Sayang, tangan seperti tinggal kulit pembalut tulang tak terulur untuk menerima roti di tangannya. Mari semakin kesal.
"Kakak? Kakak? Hei, Kakak?"
Tiba-tiba, sebuah suara terdengar dari sosok tinggi gelap di pojok ruangan. Sosok dengan rambut amat panjang hingga menutupi seluruh muka, tumbuh sampai kaki. Katanya, dia pemilik rumah ini dahulu. Sosok itu merasa terusik menunjuk tubuh terbujur kaku yang menghadap tembok. Mari merasa dia bisa bertanya.
"Kakak ini enggak mau bangunkah?"
Sosok itu mengiakan. Katanya, orang di sana sudah mati.
"Udah enggak bisa jalan kayak yang lain?"
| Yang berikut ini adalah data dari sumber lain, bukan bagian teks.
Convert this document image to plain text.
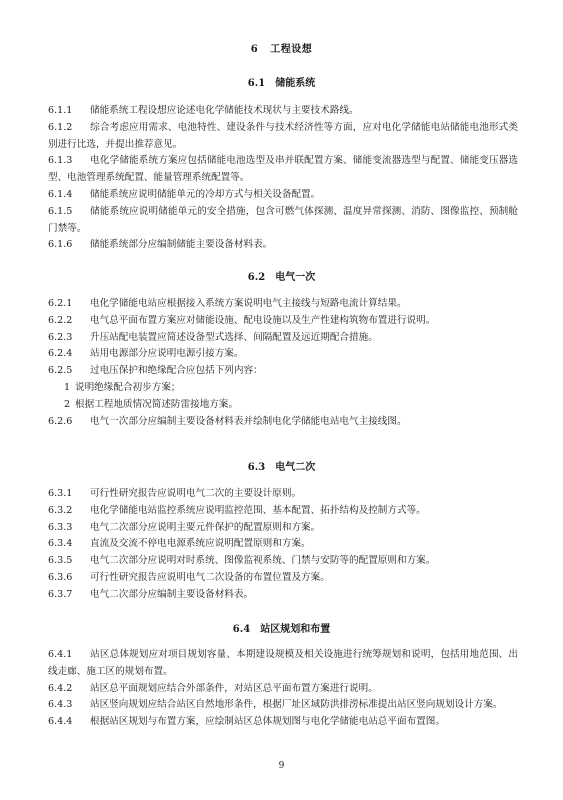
6 工程设想
6.1 储能系统
6.1.1 储能系统工程设想应论述电化学储能技术现状与主要技术路线。
6.1.2 综合考虑应用需求、电池特性、建设条件与技术经济性等方面，应对电化学储能电站储能电池形式类别进行比选，并提出推荐意见。
6.1.3 电化学储能系统方案应包括储能电池选型及串并联配置方案、储能变流器选型与配置、储能变压器选型、电池管理系统配置、能量管理系统配置等。
6.1.4 储能系统应说明储能单元的冷却方式与相关设备配置。
6.1.5 储能系统应说明储能单元的安全措施，包含可燃气体探测、温度异常探测、消防、图像监控、预制舱门禁等。
6.1.6 储能系统部分应编制储能主要设备材料表。
6.2 电气一次
6.2.1 电化学储能电站应根据接入系统方案说明电气主接线与短路电流计算结果。
6.2.2 电气总平面布置方案应对储能设施、配电设施以及生产性建构筑物布置进行说明。
6.2.3 升压站配电装置应简述设备型式选择、间隔配置及远近期配合措施。
6.2.4 站用电源部分应说明电源引接方案。
6.2.5 过电压保护和绝缘配合应包括下列内容：
1 说明绝缘配合初步方案；
2 根据工程地质情况简述防雷接地方案。
6.2.6 电气一次部分应编制主要设备材料表并绘制电化学储能电站电气主接线图。
6.3 电气二次
6.3.1 可行性研究报告应说明电气二次的主要设计原则。
6.3.2 电化学储能电站监控系统应说明监控范围、基本配置、拓扑结构及控制方式等。
6.3.3 电气二次部分应说明主要元件保护的配置原则和方案。
6.3.4 直流及交流不停电电源系统应说明配置原则和方案。
6.3.5 电气二次部分应说明对时系统、图像监视系统、门禁与安防等的配置原则和方案。
6.3.6 可行性研究报告应说明电气二次设备的布置位置及方案。
6.3.7 电气二次部分应编制主要设备材料表。
6.4 站区规划和布置
6.4.1 站区总体规划应对项目规划容量、本期建设规模及相关设施进行统筹规划和说明，包括用地范围、出线走廊、施工区的规划布置。
6.4.2 站区总平面规划应结合外部条件，对站区总平面布置方案进行说明。
6.4.3 站区竖向规划应结合站区自然地形条件，根据厂址区域防洪排涝标准提出站区竖向规划设计方案。
6.4.4 根据站区规划与布置方案，应绘制站区总体规划图与电化学储能电站总平面布置图。
9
Pertanyaan Mari dibalas anggukan.
"Berarti udah enggak bisa hidup lagi?"
Itulah arti dari kematian, Nak.
"O, walah, gitu ya."
Mari mengangguk-angguk paham. Anak itu menyimpan rotinya ke dalam tas, dia kemudian berdiri berbalik pergi meninggalkan rumah kosong dan mayat orang itu.
🍀🍀🍀
Part 2 ditulis oleh: Hanfalis
Kala memandang Mari yang sibuk menyodorkan roti ke tubuh di lantai. Ia mengerutkan dahi, bingung. "Aneh, kenapa ada orang tidur di sini? Itu kan ... bukan gue. Eh, atau gue ya?" gumamnya, mencoba meraba situasi yang terasa seperti mimpi buruk.
Mari melipat tangan di pinggang, menatap tubuh itu dengan wajah jengkel. "Kakak, bangun dong! Nggak baik tidur di lantai."
Kala tertawa kecil, walau bingung. "Haha, iya bener, nggak baik. Tapi kenapa gue nggak bisa keluar dari sini, ya? Udah coba bolak-balik, tetep aja balik ke tempat ini."
Mari menatap Kala sebentar, lalu melirik tubuh yang terbaring di lantai. "Mungkin Kakak kebanyakan tidur, jadi malas gerak. Kata Bunda, kalau malas, nanti jadi batu!"
Kala menghela napas, mencoba mengabaikan rasa aneh yang merayap di dirinya. "Iya juga, ya. Tapi gue nggak ngerasa jadi batu. Eh, tunggu, itu siapa sih yang tidur di sana?"
Mari mengangkat bahu. "Kakak kali, lagi ngelindur. Nggak sadar kalau udah bangun."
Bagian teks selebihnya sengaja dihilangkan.